CMT1 and CMT2 are the two basic CMT Types that doctors are able to clinically diagnose. CMT is divided into three types of neuropathy: demyelinating, axonal, and intermediate. Each of these three are determined by their related nerve conduction characteristics, how the nerves conduct (transmit) a signal. Clinically, demyelinating CMT, as determined by nerve conduction studies, is classified as CMT1. Axonal CMT, as determined by nerve conduction, is classified as CMT2. Intermediate CMT exhibits nerve conduction characteristics that don’t comport with either demyelinating or axonal CMT, the nerve conduction profile is somewhere in between, it’s intermediate. Intermediate does not refer to disease severity or progression.

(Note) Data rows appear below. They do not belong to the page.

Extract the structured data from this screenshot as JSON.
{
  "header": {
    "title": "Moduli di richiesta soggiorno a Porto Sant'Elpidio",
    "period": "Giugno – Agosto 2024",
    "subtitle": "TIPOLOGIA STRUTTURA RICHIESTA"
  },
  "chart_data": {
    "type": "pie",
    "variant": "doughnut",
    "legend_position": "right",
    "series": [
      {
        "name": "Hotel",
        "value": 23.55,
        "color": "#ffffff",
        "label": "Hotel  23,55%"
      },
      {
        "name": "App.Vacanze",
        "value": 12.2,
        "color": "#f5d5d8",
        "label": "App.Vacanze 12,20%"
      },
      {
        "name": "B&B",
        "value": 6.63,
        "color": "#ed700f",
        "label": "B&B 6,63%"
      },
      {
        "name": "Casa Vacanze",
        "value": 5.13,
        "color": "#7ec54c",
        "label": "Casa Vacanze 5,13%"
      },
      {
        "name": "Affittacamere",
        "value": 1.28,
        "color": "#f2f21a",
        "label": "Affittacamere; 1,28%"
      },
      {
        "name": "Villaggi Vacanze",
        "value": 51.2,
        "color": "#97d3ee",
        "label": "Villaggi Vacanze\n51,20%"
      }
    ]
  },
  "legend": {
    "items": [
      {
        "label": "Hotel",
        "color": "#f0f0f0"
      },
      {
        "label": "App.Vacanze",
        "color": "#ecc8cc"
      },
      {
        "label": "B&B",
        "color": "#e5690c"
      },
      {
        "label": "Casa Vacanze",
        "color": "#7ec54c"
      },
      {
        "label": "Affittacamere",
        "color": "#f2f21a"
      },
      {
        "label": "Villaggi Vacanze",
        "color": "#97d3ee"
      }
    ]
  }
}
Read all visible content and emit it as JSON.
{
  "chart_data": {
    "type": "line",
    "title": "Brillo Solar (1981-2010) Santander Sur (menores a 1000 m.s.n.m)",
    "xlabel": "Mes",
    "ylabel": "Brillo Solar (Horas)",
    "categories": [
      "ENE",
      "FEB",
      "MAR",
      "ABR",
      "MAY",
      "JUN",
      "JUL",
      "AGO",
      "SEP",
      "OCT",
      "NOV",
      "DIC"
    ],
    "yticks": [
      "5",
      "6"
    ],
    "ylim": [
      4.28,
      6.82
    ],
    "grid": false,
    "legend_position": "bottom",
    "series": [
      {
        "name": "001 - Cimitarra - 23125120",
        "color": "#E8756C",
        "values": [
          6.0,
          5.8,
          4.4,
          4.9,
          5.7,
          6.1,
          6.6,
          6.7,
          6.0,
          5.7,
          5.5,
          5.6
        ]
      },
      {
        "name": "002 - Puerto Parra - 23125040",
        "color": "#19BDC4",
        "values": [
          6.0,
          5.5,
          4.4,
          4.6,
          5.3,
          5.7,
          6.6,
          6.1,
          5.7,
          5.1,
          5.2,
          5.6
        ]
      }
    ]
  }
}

Doctors trained in recognizing the electrodiagnostic abnormalities of CMT and the nuanced differences between demyelinating CMT and axonal CMT can use NCS data to tell whether CMT is either demyelinating (CMT1) or axonal (CMT2), but intermediate CMT is exceedingly difficult to elecctrodiagnostically differentiate (NCS is a type of electrodiagnostic test). Because of this difficulty, doctors typically will not clinically diagnose somebody as having intermediate CMT, instead favoring either a CMT1 or a CMT2 clinical diagnosis.
How can I tell if I have CMT1? Doctors can tell the difference between demyelinating CMT and axonal CMT by NCS results. Demyelinating CMT nerve conduction exhibits velocities less than 38meters/sec (the speed at which the nerve transmits a signal), slightly reduced amplitudes (signal strength), prolonged latencies (how quickly the nerve responds to an input signal), fairly uniform findings in all nerves tested, and there might be absent sensory nerve responses. When NCS results meet these criteria, and the person meets the appropriate diagnostic picture, CMT1 is the clinical diagnosis.
Once the underlying responsible gene mutation is identified, the diagnosis is transitioned to the related subtype, such as CMT1H, for example. CMT1 is a group of 11 subtypes that are each demyelinating as determined by their nerve conduction characteristics. However, there are currently 30 demyelinating subtypes. Therefore, a clinical CMT1 diagnosis might not remain a CMT1 subtype diagnosis should CMT genetic testing identify the genetic cause.
How can I tell if I have CMT2? Axonal CMT nerve conduction exhibits velocities faster than 38 meters/sec (the speed at which the nerve transmits a signal), significantly reduced amplitudes (signal strength), prolonged latencies (how quickly the nerve responds to an input signal), there can be significant variability between the nerves tested, there can be evidence of conduction block (different conduction results at different segments of a nerve), and there can be absent sensory nerve responses. When NCS results meet these criteria, and the person meets the appropriate diagnostic picture, CMT2 is the clinical diagnosis.
Once the underlying responsible gene mutation is identified, the diagnosis is transitioned to the related subtype, such as CMT2C, for example. CMT2 is a group of 37 CMT subtypes that are each axonal as determined by their nerve conduction characteristics. However, there are currently 127 axonal subtypes. Therefore, a clinical CMT2 diagnosis might not remain a CMT2 subtype diagnosis should CMT genetic testing identify the genetic cause.